FIG. 6.

Nek10 catalytic activity indirectly promotes UV-induced MEK1 activity. (A) Nek10 requires catalytic activity to enhance MEK1 catalytic activity. HEK293 cells were transfected with the indicated constructs. Cells were UV irradiated (250 J/m²) or stimulated with EGF (0.1 ng/ml) and harvested 30 min later. Lysates were immunoblotted as indicated. (B) Nek10 catalytic activity is not modulated by UV irradiation. HEK293 cells were transfected with the indicated constructs.
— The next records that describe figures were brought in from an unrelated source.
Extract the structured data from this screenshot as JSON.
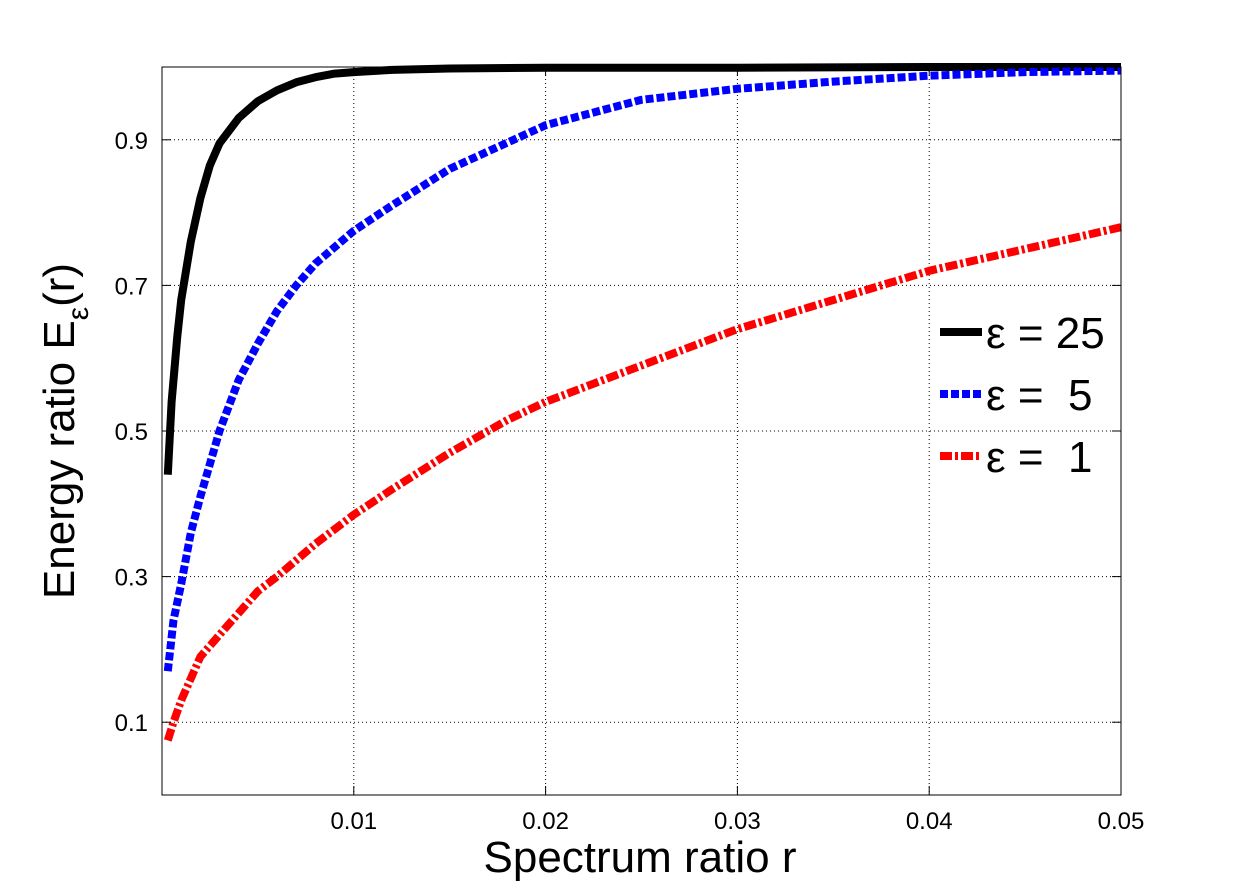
{
  "chart_data": {
    "type": "line",
    "title": "",
    "xlabel": "Spectrum ratio r",
    "ylabel_main": "Energy ratio E",
    "ylabel_sub": "ε",
    "ylabel_tail": "(r)",
    "xlim": [
      0.0,
      0.05
    ],
    "ylim": [
      0.0,
      1.0
    ],
    "xticks": [
      0.01,
      0.02,
      0.03,
      0.04,
      0.05
    ],
    "xtick_labels": [
      "0.01",
      "0.02",
      "0.03",
      "0.04",
      "0.05"
    ],
    "yticks": [
      0.1,
      0.3,
      0.5,
      0.7,
      0.9
    ],
    "ytick_labels": [
      "0.1",
      "0.3",
      "0.5",
      "0.7",
      "0.9"
    ],
    "grid": true,
    "legend_position": "right",
    "series": [
      {
        "name": "ε = 25",
        "color": "#000000",
        "style": "solid",
        "x": [
          0.0003,
          0.0005,
          0.0008,
          0.001,
          0.0015,
          0.002,
          0.0025,
          0.003,
          0.004,
          0.005,
          0.006,
          0.007,
          0.008,
          0.009,
          0.01,
          0.012,
          0.015,
          0.02,
          0.03,
          0.04,
          0.05
        ],
        "y": [
          0.44,
          0.54,
          0.63,
          0.68,
          0.76,
          0.82,
          0.865,
          0.895,
          0.93,
          0.953,
          0.968,
          0.979,
          0.986,
          0.991,
          0.993,
          0.996,
          0.998,
          0.999,
          0.999,
          1.0,
          1.0
        ]
      },
      {
        "name": "ε =  5",
        "color": "#0000ff",
        "style": "dashed",
        "x": [
          0.0003,
          0.0006,
          0.001,
          0.0015,
          0.002,
          0.003,
          0.004,
          0.005,
          0.006,
          0.007,
          0.008,
          0.01,
          0.012,
          0.015,
          0.02,
          0.025,
          0.03,
          0.035,
          0.04,
          0.045,
          0.05
        ],
        "y": [
          0.17,
          0.24,
          0.29,
          0.36,
          0.41,
          0.5,
          0.57,
          0.62,
          0.665,
          0.7,
          0.73,
          0.775,
          0.81,
          0.86,
          0.92,
          0.955,
          0.97,
          0.98,
          0.988,
          0.993,
          0.995
        ]
      },
      {
        "name": "ε =  1",
        "color": "#ff0000",
        "style": "dashdot",
        "x": [
          0.0003,
          0.0006,
          0.001,
          0.002,
          0.003,
          0.004,
          0.005,
          0.006,
          0.008,
          0.01,
          0.012,
          0.015,
          0.018,
          0.02,
          0.025,
          0.03,
          0.035,
          0.04,
          0.045,
          0.05
        ],
        "y": [
          0.075,
          0.1,
          0.13,
          0.19,
          0.22,
          0.25,
          0.28,
          0.3,
          0.345,
          0.385,
          0.42,
          0.47,
          0.515,
          0.54,
          0.59,
          0.64,
          0.68,
          0.72,
          0.75,
          0.78
        ]
      }
    ]
  }
}
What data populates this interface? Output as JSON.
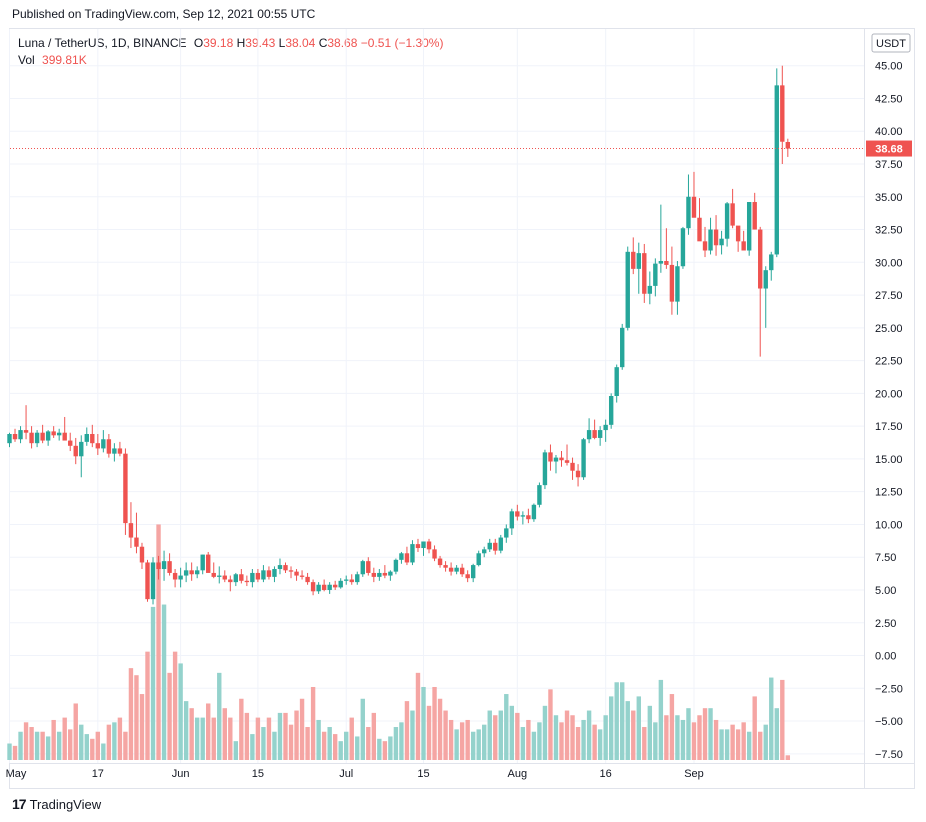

Cells were lysed at the indicated times after UV irradiation (250 J/m²), and Nek10 was immunoprecipitated with M2 Flag agarose. Immunoprecipitates were subjected to an in vitro kinase assay with histone H3 as a substrate. (Top) Kinase assay mixtures were separated by SDS-PAGE and detected by autoradiography. (Bottom) The results from three independent experiments were quantified. Histone H3 phosphate incorporation was normalized against whole-cell levels of Flag-Nek10. Error bars represent standard errors of the means (SEM). (C) Nek10 does not phosphorylate Raf-1 or MEK1 in vitro. HEK293 cells were transfected with wild-type (WT) or kinase-dead (KD) Flag-Nek10 or V5-Pak1. Flag-Nek10 and V5-Pak1 immunoprecipitates or GST-Raf-1 TA (0.1 μg) were used in in vitro kinase assays with GST-Raf-1 TA (0.4 μg) (left) or GST-MEK1 (1.0 μg) (right) as a substrate. Kinase assay mixtures were separated by SDS-PAGE, and phosphorylation was detected by autoradiography.